Parvenir à sensibiliser à l’histoire de l’explorateur Étienne Brûlé en cette année du 400e anniversaire de la présence francophone en Ontario, dans une province majoritairement anglophone, aurait pu s’avérer difficile. Et pourtant, l’accueil fut bon et la tâche accomplie avec brio.

Ainsi, durant trois jours, la Société d’histoire de Toronto (SHT) s’est attachée à recréer l’itinéraire initial du grand homme, de Pumpkin Bay à Orillia le vendredi 11 septembre, puis de Gwillimbury Est à Aurora le lendemain avant de poursuivre, du Musée d’art canadien McMichael (Kleinburg) à Swansea, le dimanche 13 septembre. « La Société d’histoire voulait commémorer le 400e de manière créative, explique le président de l’organisme, Christian Bode.
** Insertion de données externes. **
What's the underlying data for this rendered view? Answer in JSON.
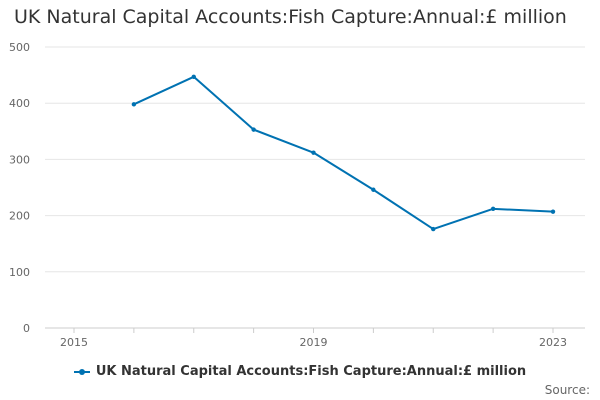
{
  "chart_data": {
    "type": "line",
    "title": "UK Natural Capital Accounts:Fish Capture:Annual:£ million",
    "xlabel": "",
    "ylabel": "",
    "x_tick_labels": [
      "2015",
      "2019",
      "2023"
    ],
    "y_tick_labels": [
      "0",
      "100",
      "200",
      "300",
      "400",
      "500"
    ],
    "xlim": [
      2015,
      2023
    ],
    "ylim": [
      0,
      500
    ],
    "grid": "horizontal",
    "legend_position": "bottom",
    "series": [
      {
        "name": "UK Natural Capital Accounts:Fish Capture:Annual:£ million",
        "color": "#0072b2",
        "x": [
          2016,
          2017,
          2018,
          2019,
          2020,
          2021,
          2022,
          2023
        ],
        "values": [
          398,
          447,
          353,
          312,
          246,
          176,
          212,
          207
        ]
      }
    ]
  },
  "footer": {
    "source": "Source:"
  }
}
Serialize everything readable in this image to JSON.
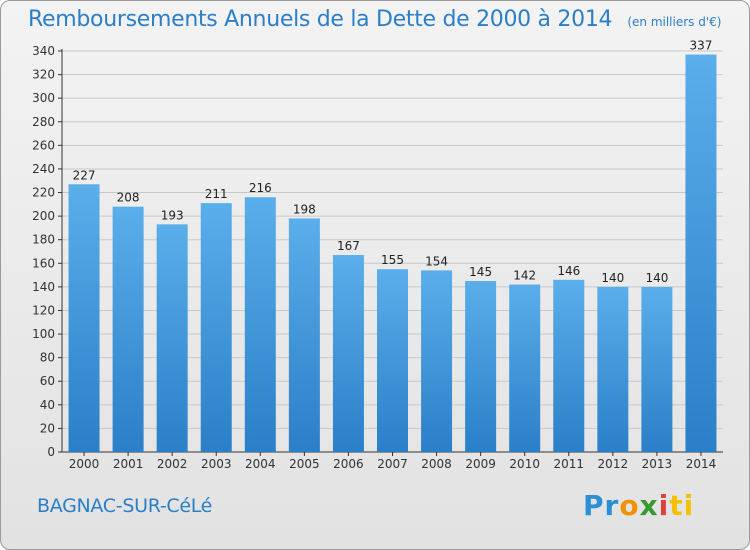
{
  "header": {
    "title": "Remboursements Annuels de la Dette de 2000 à 2014",
    "unit": "(en milliers d'€)"
  },
  "footer": {
    "commune": "BAGNAC-SUR-CéLé",
    "logo_parts": [
      "Pr",
      "o",
      "x",
      "i",
      "ti"
    ]
  },
  "colors": {
    "bar_top": "#5aaeea",
    "bar_bottom": "#2a7fc8",
    "title": "#2a7fc8",
    "axis": "#333333",
    "grid": "#c8c8c8"
  },
  "chart_data": {
    "type": "bar",
    "title": "Remboursements Annuels de la Dette de 2000 à 2014",
    "xlabel": "",
    "ylabel": "",
    "categories": [
      "2000",
      "2001",
      "2002",
      "2003",
      "2004",
      "2005",
      "2006",
      "2007",
      "2008",
      "2009",
      "2010",
      "2011",
      "2012",
      "2013",
      "2014"
    ],
    "values": [
      227,
      208,
      193,
      211,
      216,
      198,
      167,
      155,
      154,
      145,
      142,
      146,
      140,
      140,
      337
    ],
    "ylim": [
      0,
      340
    ],
    "yticks": [
      0,
      20,
      40,
      60,
      80,
      100,
      120,
      140,
      160,
      180,
      200,
      220,
      240,
      260,
      280,
      300,
      320,
      340
    ],
    "grid": "horizontal",
    "legend": "none"
  }
}
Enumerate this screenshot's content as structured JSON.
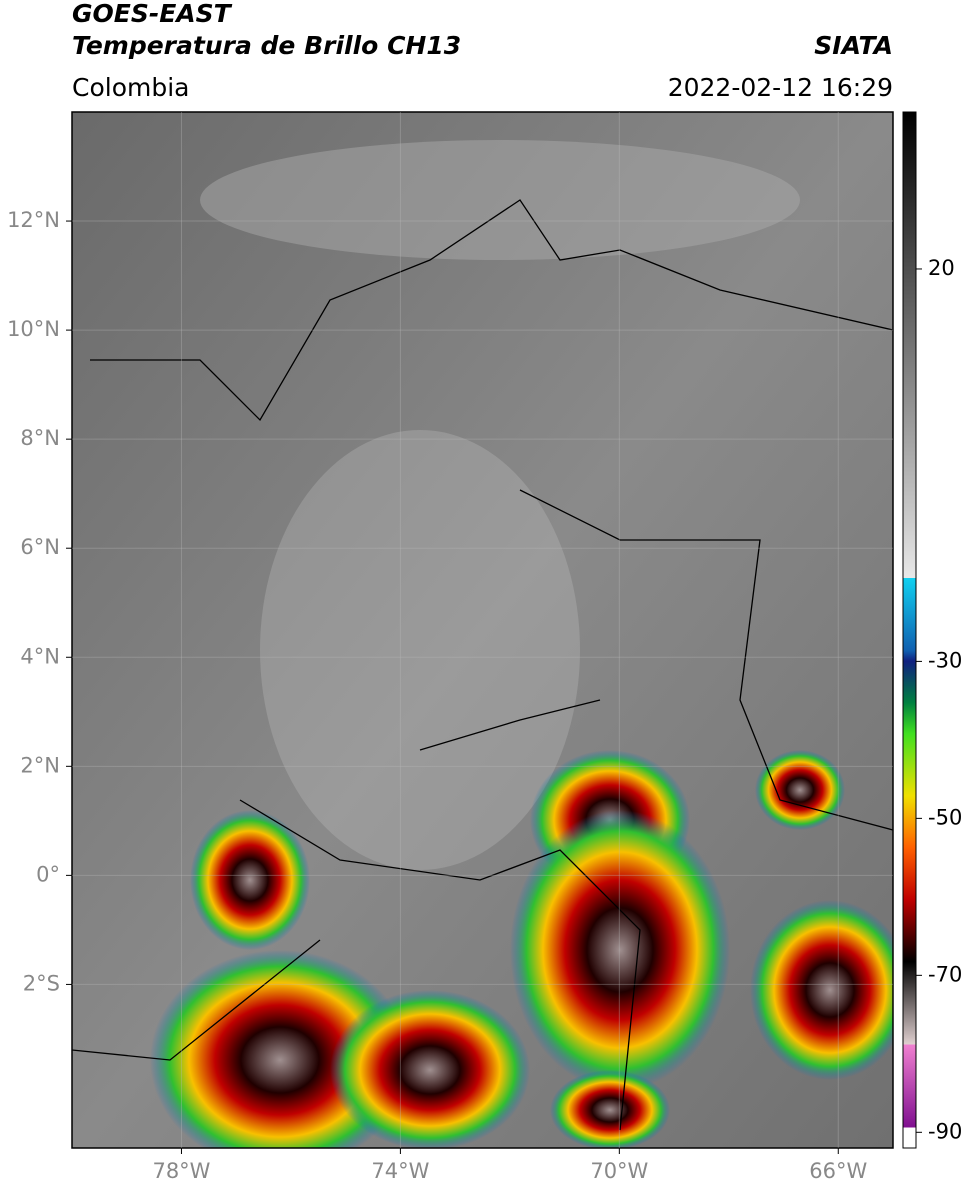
{
  "header": {
    "title": "GOES-EAST",
    "subtitle": "Temperatura de Brillo CH13",
    "source": "SIATA",
    "region": "Colombia",
    "datetime": "2022-02-12 16:29"
  },
  "chart_data": {
    "type": "map",
    "xlim": [
      -80,
      -65
    ],
    "ylim": [
      -5,
      14
    ],
    "xticks": [
      {
        "value": -78,
        "label": "78°W"
      },
      {
        "value": -74,
        "label": "74°W"
      },
      {
        "value": -70,
        "label": "70°W"
      },
      {
        "value": -66,
        "label": "66°W"
      }
    ],
    "yticks": [
      {
        "value": 12,
        "label": "12°N"
      },
      {
        "value": 10,
        "label": "10°N"
      },
      {
        "value": 8,
        "label": "8°N"
      },
      {
        "value": 6,
        "label": "6°N"
      },
      {
        "value": 4,
        "label": "4°N"
      },
      {
        "value": 2,
        "label": "2°N"
      },
      {
        "value": 0,
        "label": "0°"
      },
      {
        "value": -2,
        "label": "2°S"
      }
    ],
    "grid": true,
    "colorbar": {
      "lim": [
        -92,
        40
      ],
      "ticks": [
        20,
        -30,
        -50,
        -70,
        -90
      ]
    }
  }
}
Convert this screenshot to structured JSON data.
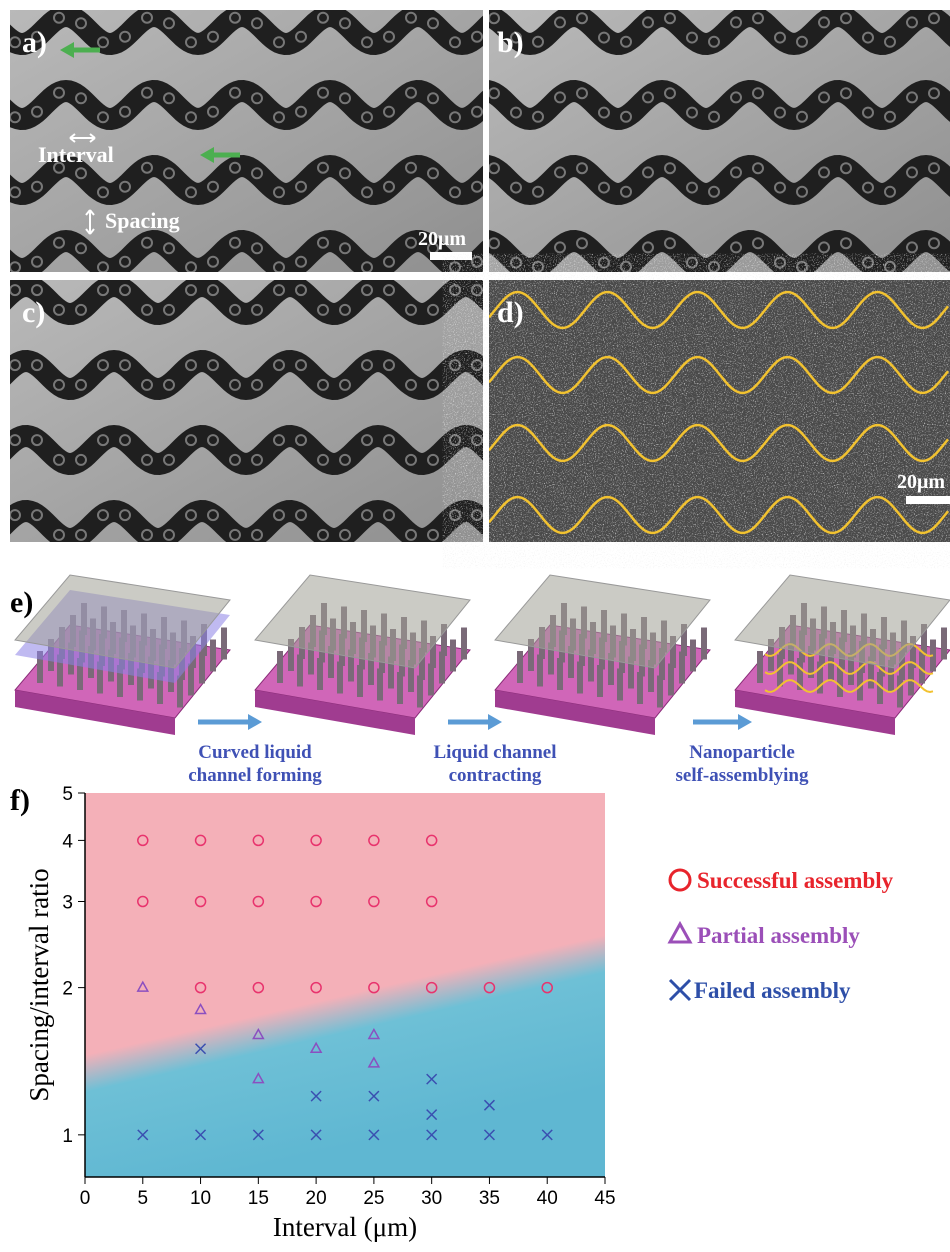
{
  "panels": {
    "a": {
      "label": "a)",
      "interval": "Interval",
      "spacing": "Spacing",
      "scale_bar": "20μm"
    },
    "b": {
      "label": "b)"
    },
    "c": {
      "label": "c)"
    },
    "d": {
      "label": "d)",
      "scale_bar": "20μm"
    }
  },
  "schematic": {
    "label": "e)",
    "steps": [
      [
        "Curved liquid",
        "channel forming"
      ],
      [
        "Liquid channel",
        "contracting"
      ],
      [
        "Nanoparticle",
        "self-assemblying"
      ]
    ]
  },
  "chart_data": {
    "type": "scatter",
    "panel_label": "f)",
    "x_label": "Interval (μm)",
    "y_label": "Spacing/interval ratio",
    "xlim": [
      0,
      45
    ],
    "xticks": [
      0,
      5,
      10,
      15,
      20,
      25,
      30,
      35,
      40,
      45
    ],
    "ylim": [
      0.82,
      5
    ],
    "yticks": [
      1,
      2,
      3,
      4,
      5
    ],
    "log_y": true,
    "legend_position": "right",
    "series": [
      {
        "name": "Successful assembly",
        "color": "#e8336d",
        "legend_color": "#e8242c",
        "marker": "circle",
        "x": [
          5,
          10,
          15,
          20,
          25,
          30,
          5,
          10,
          15,
          20,
          25,
          30,
          10,
          15,
          20,
          25,
          30,
          35,
          40
        ],
        "y": [
          4,
          4,
          4,
          4,
          4,
          4,
          3,
          3,
          3,
          3,
          3,
          3,
          2,
          2,
          2,
          2,
          2,
          2,
          2
        ]
      },
      {
        "name": "Partial assembly",
        "color": "#8b4fc0",
        "legend_color": "#9b4fb8",
        "marker": "triangle",
        "x": [
          5,
          10,
          15,
          15,
          20,
          25,
          25
        ],
        "y": [
          2,
          1.8,
          1.6,
          1.3,
          1.5,
          1.6,
          1.4
        ]
      },
      {
        "name": "Failed assembly",
        "color": "#3a4fb0",
        "legend_color": "#2e4fa8",
        "marker": "cross",
        "x": [
          10,
          20,
          25,
          30,
          30,
          35,
          5,
          10,
          15,
          20,
          25,
          30,
          35,
          40
        ],
        "y": [
          1.5,
          1.2,
          1.2,
          1.3,
          1.1,
          1.15,
          1,
          1,
          1,
          1,
          1,
          1,
          1,
          1
        ]
      }
    ]
  }
}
On a pensé au voyage initial d’Étienne Brûlé, de le faire en canot, mais personne ne nous aurait vus. Nous avons alors choisi un sentier pour que les gens se joignent à nous. » Il ne s’agit pas à l’évidence du « vrai » parcours d’Étienne Brûlé mais d’une version proche, symbolique, qui a permis à chacun des 14 marcheurs de se penser en 1615, à l’époque des pionniers. Au sein de cette bande de courageux, certains faisaient partie de la SHT et d’autres ont découvert le projet et s’y sont ralliés. C’est le cas notamment de Glenn Turner, auteur d’un livre sur le portage de Toronto, ainsi que de Philippe et Françoise Maury, un couple de Français qui résident à Champigny-sur-Marne, ville natale d’Étienne Brûlé.

Le vendredi, la troupe est donc partie à 8 h du matin en canoë du parc Couchiching à destination de la ville d’Orillia, où les attendaient 200 personnes environ, selon M. Bode. Des célébrations ont eu lieu en présence du maire et de plusieurs représentants autochtones. La suite du voyage s’est faite à pied, avec pour tout équipement des souliers de randonnée et des t-shirts gris pâle arborant l’écusson de l’expédition. Lorsqu’ils ont finalement atteints dimanche leur destination finale, le parc Lucy Maud Montgomery sur la rue Riverside à Toronto, les rues avoisinantes avaient été fermées à la circulation et l’après-midi fut dédiée à la célébration de l’histoire de l’Ontario. De nombreuses personnes en costumes d’époque s’étaient réunies : missionnaires, marchands britanniques. Même Lord Simcoe, sa femme et Étienne Brûlé étaient présents. De jeunes artistes avaient peint des pagaies et sont venus expliquer à la foule la signification des illustrations tandis que plusieurs aînés ont défilé à leurs côtés en portant les bannières canadiennes et britanniques.

« C’est un succès énorme, ajoute M. Bode, la Société d’histoire a de quoi être fière. Je le referais, mais comme participant. Comme organisateur, c’est difficile de tout coordonner. Trois jours, 130 km avec 20 à 25 organisations impliquées, c’est beaucoup de boulot. » 

Inimaginable pour lui au siècle dernier, cet évènement marque un tournant dans le rapport de l’Ontario à la francophonie : « Je suis à Toronto depuis 30 ans, dit-il. Si on m’avait dit que la ville célèbrerait l’arrivée des explorateurs français de cette façon, j’aurais répondu : « vous rêvez ». Personne n’a froncé les sourcils! C’est une nouvelle étape dans l’acceptation de la diversité culturelle et de la continuité de l’histoire. »

L’heure est au repos, mais déjà un nouveau projet pourrait s’amorcer dans les mois à venir : « Je sais que dans deux ans, le Canada fêtera le 150e anniversaire de la Confédération, conclut-il. Certaines personnes nous ont déjà approchés et nous allons nous pencher sur cette demande. » Compte tenu de la réussite du projet précédent, leur participation à l’élaboration d’un évènement aussi extravagant ne fait pas vraiment de doute.

Photo: Durant trois jours, la Société d’histoire de Toronto a recréé l’itinéraire de l’explorateur français.